Germany warns: 'Don't underestimate Islamic State'

Germany warns that terror group Islamic State is far from being defeated, contracting statements by US President Donald Trump who wants to withdraw American forces from Syria soon. The German chancellor, Angela Merkel, spoke about Islamic State threats during the inauguration of the new headquarters of Germany's foreign intelligence agency.

By Stefan J. Bos

Merkel warned Friday that the Islamic State that has claimed responsibility for numerous deadly attacks in Europe and beyond is turning into an asymmetrical warfare force.

She acknowledged that the militant group lost almost all of the territory it once controlled in Syria.

But the chancellor said Germany and allies will face an uphill battle to ensure its defeat as the group has not disappeared and in her words "we remain a long way from peace in Syria."

Merkel’s remarks at the inauguration of the Berlin headquarters of Germany’s foreign intelligence agency BND contradicted statements by U.S. President Donald Trump that the Islamist group has been defeated.

Trump wants to withdraw U.S. troops from Syria by the end of April, a plan that has alarmed European allies including Germany.

Militants resurface

They fear the Islamic State would resurface in Syria in the absence of a credible peace plan to end the country’s civil war.

Merkel also said it was necessary for Germany's intelligence service to prepare for electronic warfare through for instance the
Internet. "We have to learn how to deal with so-called fake news as part of hybrid warfare.

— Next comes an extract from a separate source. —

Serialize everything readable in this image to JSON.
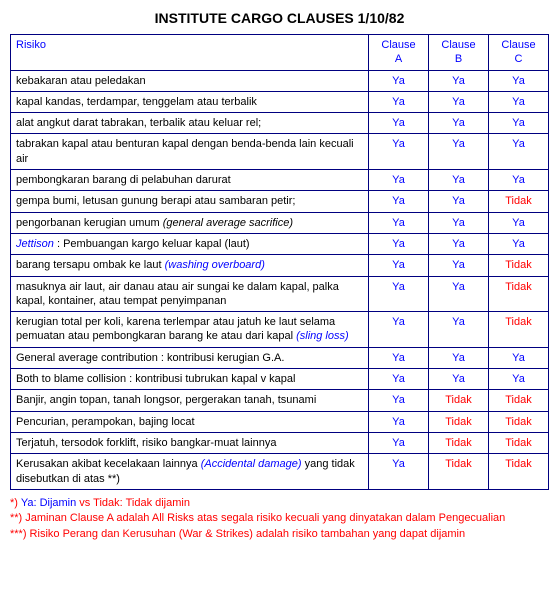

In my views this is one of the crucial elements for future security and the stability of German society," the chancellor added.

She spoke in Berlin where the BND new headquarters will house the agency’s 4,000 workers who will move from its current location near Munich.

The massive structure hidden behind a wall in German capital’s central Mitte district took more than 10 years to complete and reportedly cost over 1.4 billion euros.